What you need to know:

  • On June 30, 1960, the Congo tentatively declared itself free from Belgian rule, and UN peacekeeping forces were stationed there to aid the transition.

Title: The Lumumba Plot 
Release date: Oct 3, 2023
Reviewer: kirkusreviews.com
Available at: Amazon
Cost: About Shs112,350 


 
The Lumumba Plot is an evenhanded work of deep scholarship that clearly elucidates a largely hidden piece of U.S. foreign policy. 
The plot hatched by the CIA under the Eisenhower administration to rid the newly independent Congo of its elected prime minister, Patrice Lumumba, was considered a “model” intervention at the time. As Reid, an executive editor at Foreign Affairs, shows, the Congo proved to be the first “theater” in which the U.S. and the Soviet Union transformed the Cold War “into a truly global struggle.”

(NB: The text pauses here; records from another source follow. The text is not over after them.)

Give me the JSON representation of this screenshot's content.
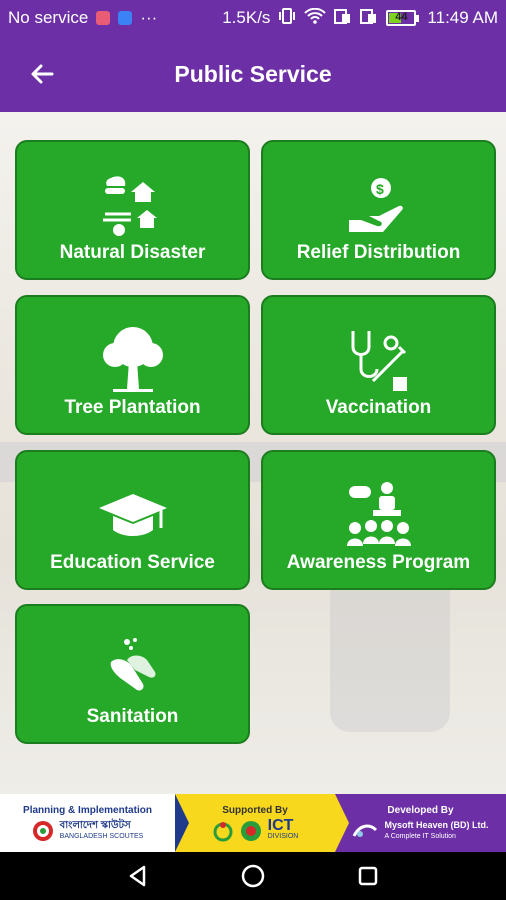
{
  "status_bar": {
    "carrier": "No service",
    "speed": "1.5K/s",
    "battery": "44",
    "battery_level": 0.44,
    "time": "11:49 AM",
    "colors": {
      "bar": "#6c2fa6",
      "battery_fill": "#7ed321"
    }
  },
  "app_bar": {
    "title": "Public Service",
    "back_icon": "arrow-left-icon"
  },
  "services": [
    {
      "label": "Natural Disaster",
      "icon": "natural-disaster-icon"
    },
    {
      "label": "Relief Distribution",
      "icon": "relief-hand-coin-icon"
    },
    {
      "label": "Tree Plantation",
      "icon": "tree-icon"
    },
    {
      "label": "Vaccination",
      "icon": "stethoscope-syringe-icon"
    },
    {
      "label": "Education Service",
      "icon": "graduation-cap-icon"
    },
    {
      "label": "Awareness Program",
      "icon": "speaker-audience-icon"
    },
    {
      "label": "Sanitation",
      "icon": "hand-washing-icon"
    }
  ],
  "colors": {
    "card": "#26a829",
    "card_border": "#1c7d1f",
    "accent": "#6c2fa6"
  },
  "footer_banner": {
    "planning": "Planning & Implementation",
    "scouts_bn": "বাংলাদেশ স্কাউটস",
    "scouts_en": "BANGLADESH SCOUTES",
    "supported": "Supported By",
    "ict": "ICT",
    "ict_sub": "DIVISION",
    "developed": "Developed By",
    "developer": "Mysoft Heaven (BD) Ltd.",
    "developer_sub": "A Complete IT Solution"
  },
  "nav_bar": {
    "back": "back-triangle-icon",
    "home": "home-circle-icon",
    "recents": "recents-square-icon"
  }
}
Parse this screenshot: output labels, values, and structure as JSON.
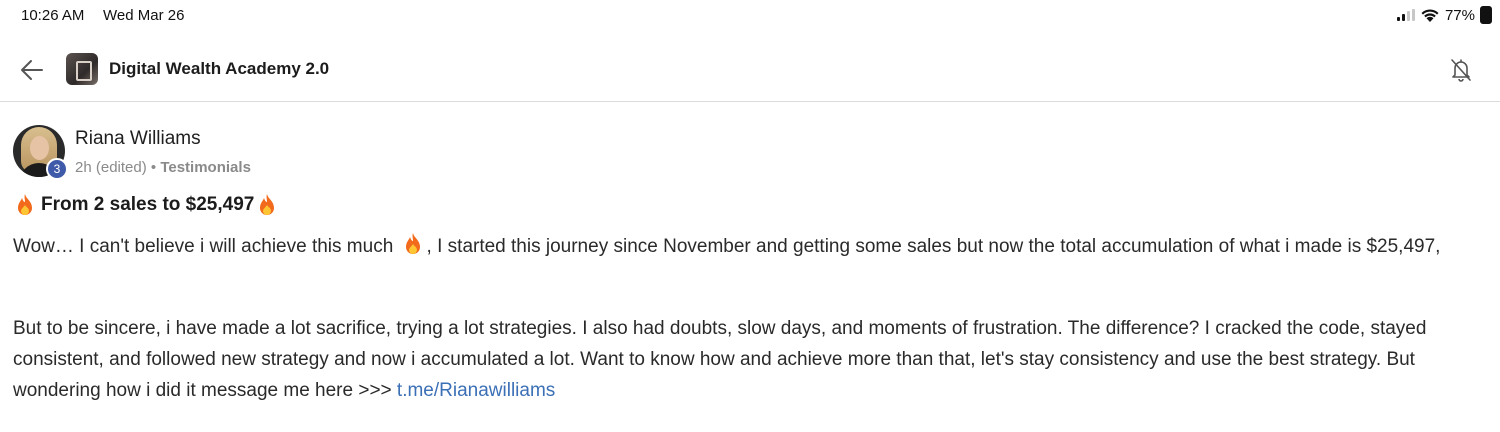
{
  "status_bar": {
    "time": "10:26 AM",
    "date": "Wed Mar 26",
    "battery": "77%",
    "icons": [
      "signal-icon",
      "wifi-icon",
      "battery-icon"
    ]
  },
  "header": {
    "title": "Digital Wealth Academy 2.0",
    "icons": [
      "back-arrow-icon",
      "group-logo",
      "bell-off-icon"
    ]
  },
  "post": {
    "author": "Riana Williams",
    "level": "3",
    "time": "2h (edited)",
    "separator": "•",
    "category": "Testimonials",
    "title": "From 2 sales to $25,497",
    "paragraph1_a": "Wow… I can't believe i will achieve this much",
    "paragraph1_b": ", I started this journey since November and getting some sales but now the total accumulation of what i made is $25,497,",
    "paragraph2": "But to be sincere, i have made a lot sacrifice, trying a lot strategies. I also had doubts, slow days, and moments of frustration. The difference? I cracked the code, stayed consistent, and followed new strategy and now i accumulated a lot. Want to know how and achieve more than that, let's stay consistency and use the best strategy. But wondering how i did it message me here >>>",
    "link_text": "t.me/Rianawilliams",
    "link_color": "#3b6fb6",
    "emoji": "fire-icon"
  }
}
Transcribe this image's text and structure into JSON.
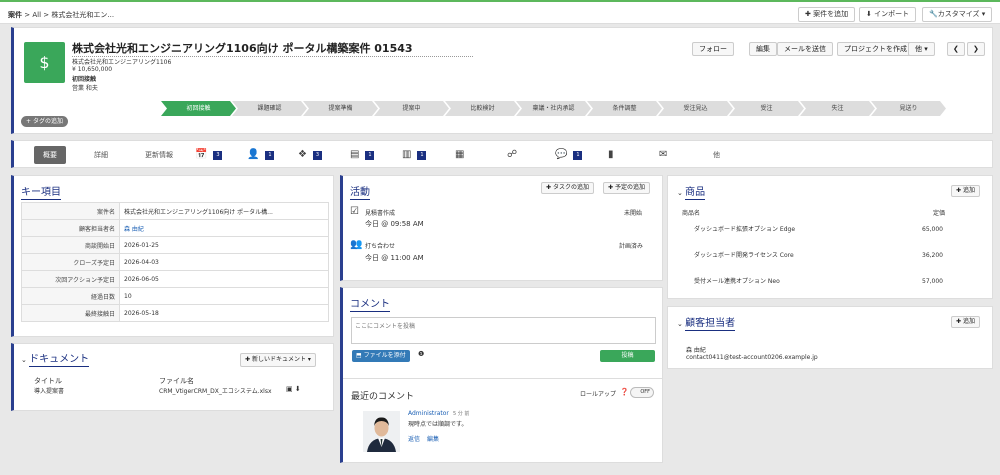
{
  "breadcrumb": {
    "root": "案件",
    "sep1": ">",
    "all": "All",
    "sep2": ">",
    "current": "株式会社光和エン..."
  },
  "topbar": {
    "add_case": "案件を追加",
    "import": "インポート",
    "customize": "カスタマイズ"
  },
  "record": {
    "title": "株式会社光和エンジニアリング1106向け ポータル構築案件 01543",
    "company": "株式会社光和エンジニアリング1106",
    "amount": "¥ 10,650,000",
    "stage_label": "初回接触",
    "owner": "営業 和夫",
    "buttons": {
      "follow": "フォロー",
      "edit": "編集",
      "send_mail": "メールを送信",
      "create_project": "プロジェクトを作成",
      "more": "他"
    },
    "stages": [
      "初回接触",
      "課題確認",
      "提案準備",
      "提案中",
      "比較検討",
      "稟議・社内承認",
      "条件調整",
      "受注見込",
      "受注",
      "失注",
      "見送り"
    ],
    "active_stage": 0,
    "add_tag": "タグの追加"
  },
  "tabs": {
    "summary": "概要",
    "detail": "詳細",
    "updates": "更新情報",
    "calendar_count": "3",
    "contacts_count": "1",
    "products_count": "3",
    "docs_count": "1",
    "doc2_count": "1",
    "comments_count": "1",
    "other": "他"
  },
  "key_items": {
    "title": "キー項目",
    "rows": [
      {
        "label": "案件名",
        "value": "株式会社光和エンジニアリング1106向け ポータル構..."
      },
      {
        "label": "顧客担当者名",
        "value": "森 由紀"
      },
      {
        "label": "商談開始日",
        "value": "2026-01-25"
      },
      {
        "label": "クローズ予定日",
        "value": "2026-04-03"
      },
      {
        "label": "次回アクション予定日",
        "value": "2026-06-05"
      },
      {
        "label": "経過日数",
        "value": "10"
      },
      {
        "label": "最終接触日",
        "value": "2026-05-18"
      }
    ]
  },
  "documents": {
    "title": "ドキュメント",
    "new_button": "新しいドキュメント",
    "col_title": "タイトル",
    "col_filename": "ファイル名",
    "row_title": "導入提案書",
    "row_filename": "CRM_VtigerCRM_DX_エコシステム.xlsx"
  },
  "activities": {
    "title": "活動",
    "add_task": "タスクの追加",
    "add_event": "予定の追加",
    "items": [
      {
        "name": "見積書作成",
        "time": "今日 @ 09:58 AM",
        "status": "未開始"
      },
      {
        "name": "打ち合わせ",
        "time": "今日 @ 11:00 AM",
        "status": "計画済み"
      }
    ]
  },
  "comments": {
    "title": "コメント",
    "placeholder": "ここにコメントを投稿",
    "attach": "ファイルを添付",
    "post": "投稿",
    "recent_title": "最近のコメント",
    "rollup": "ロールアップ",
    "toggle": "OFF",
    "author": "Administrator",
    "ago": "5 分 前",
    "text": "現時点では順調です。",
    "reply": "返信",
    "edit": "編集"
  },
  "products": {
    "title": "商品",
    "add": "追加",
    "col_name": "商品名",
    "col_price": "定価",
    "rows": [
      {
        "name": "ダッシュボード拡張オプション Edge",
        "price": "65,000"
      },
      {
        "name": "ダッシュボード開発ライセンス Core",
        "price": "36,200"
      },
      {
        "name": "受付メール連携オプション Neo",
        "price": "57,000"
      }
    ]
  },
  "contacts": {
    "title": "顧客担当者",
    "add": "追加",
    "name": "森 由紀",
    "email": "contact0411@test-account0206.example.jp"
  }
}
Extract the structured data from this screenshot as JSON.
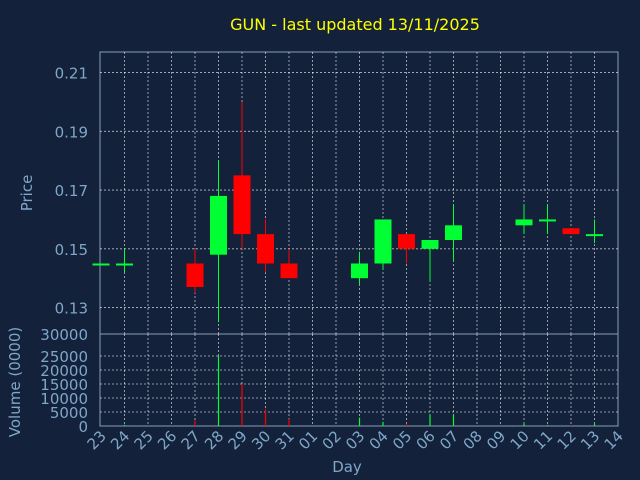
{
  "chart_data": {
    "type": "candlestick",
    "title": "GUN - last updated 13/11/2025",
    "xlabel": "Day",
    "price_panel": {
      "ylabel": "Price",
      "ylim": [
        0.121,
        0.217
      ],
      "yticks": [
        0.13,
        0.15,
        0.17,
        0.19,
        0.21
      ],
      "ytick_labels": [
        "0.13",
        "0.15",
        "0.17",
        "0.19",
        "0.21"
      ],
      "grid": true
    },
    "volume_panel": {
      "ylabel": "Volume (0000)",
      "ylim": [
        0,
        30000
      ],
      "yticks": [
        0,
        5000,
        10000,
        15000,
        20000,
        25000,
        30000
      ],
      "ytick_labels": [
        "0",
        "5000",
        "10000",
        "15000",
        "20000",
        "25000",
        "30000"
      ],
      "grid": true
    },
    "categories": [
      "23",
      "24",
      "25",
      "26",
      "27",
      "28",
      "29",
      "30",
      "31",
      "01",
      "02",
      "03",
      "04",
      "05",
      "06",
      "07",
      "08",
      "09",
      "10",
      "11",
      "12",
      "13",
      "14"
    ],
    "candles": [
      {
        "day": "23",
        "open": 0.145,
        "close": 0.145,
        "high": 0.145,
        "low": 0.145,
        "volume": 0
      },
      {
        "day": "24",
        "open": 0.145,
        "close": 0.145,
        "high": 0.15,
        "low": 0.142,
        "volume": 400
      },
      {
        "day": "27",
        "open": 0.145,
        "close": 0.137,
        "high": 0.15,
        "low": 0.135,
        "volume": 2000
      },
      {
        "day": "28",
        "open": 0.148,
        "close": 0.168,
        "high": 0.18,
        "low": 0.125,
        "volume": 25000
      },
      {
        "day": "29",
        "open": 0.175,
        "close": 0.155,
        "high": 0.2,
        "low": 0.15,
        "volume": 15000
      },
      {
        "day": "30",
        "open": 0.155,
        "close": 0.145,
        "high": 0.16,
        "low": 0.142,
        "volume": 6000
      },
      {
        "day": "31",
        "open": 0.145,
        "close": 0.14,
        "high": 0.15,
        "low": 0.14,
        "volume": 2500
      },
      {
        "day": "03",
        "open": 0.14,
        "close": 0.145,
        "high": 0.149,
        "low": 0.138,
        "volume": 3000
      },
      {
        "day": "04",
        "open": 0.145,
        "close": 0.16,
        "high": 0.16,
        "low": 0.143,
        "volume": 1500
      },
      {
        "day": "05",
        "open": 0.155,
        "close": 0.15,
        "high": 0.155,
        "low": 0.145,
        "volume": 800
      },
      {
        "day": "06",
        "open": 0.15,
        "close": 0.153,
        "high": 0.153,
        "low": 0.139,
        "volume": 4000
      },
      {
        "day": "07",
        "open": 0.153,
        "close": 0.158,
        "high": 0.165,
        "low": 0.146,
        "volume": 4000
      },
      {
        "day": "10",
        "open": 0.158,
        "close": 0.16,
        "high": 0.165,
        "low": 0.155,
        "volume": 800
      },
      {
        "day": "11",
        "open": 0.16,
        "close": 0.16,
        "high": 0.165,
        "low": 0.155,
        "volume": 300
      },
      {
        "day": "12",
        "open": 0.157,
        "close": 0.155,
        "high": 0.157,
        "low": 0.155,
        "volume": 300
      },
      {
        "day": "13",
        "open": 0.155,
        "close": 0.155,
        "high": 0.16,
        "low": 0.152,
        "volume": 700
      }
    ],
    "colors": {
      "background": "#13213a",
      "up": "#00ff33",
      "down": "#ff0000",
      "title": "#ffff00",
      "axis_text": "#7fa7c8",
      "grid": "#ffffff",
      "axis_label": "#7fa7c8"
    }
  }
}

The author underscores how ill-advised American officials were at the time about Lumumba and his supposed communist intentions. Fears of a communist takeover were perpetuated by the CIA’s station chief in the Congo at the time, Larry Devlin, and others who failed to fully grasp the significance of many African nations’ long struggles to decolonize.
 
On June 30, 1960, the Congo tentatively declared itself free from Belgian rule, and UN peacekeeping forces were stationed there to aid the transition. However, UN Secretary-General Dag Hammarskjöld, wary of the newly elected Lumumba, who he thought “was being used by leftist Africans and the Soviet Union,” refused his plea for more aid to help quell a military mutiny and secessionist worries. When Lumumba turned to the Soviets for help, the Americans sprang into action. 

Reid grippingly narrates the horrific tale of Lumumba’s imprisonment, torture, and execution by the henchmen of then-army chief Joseph Mobutu, a former Lumumba protégé and eager recipient of American cash. Sifting through significant new documentation, the author casts tremendous clarity on this important period and how essentially the world looked away. 

“The rest of the world seemed to decide [that] in the Congo, occasional barbarity was the price of stability.”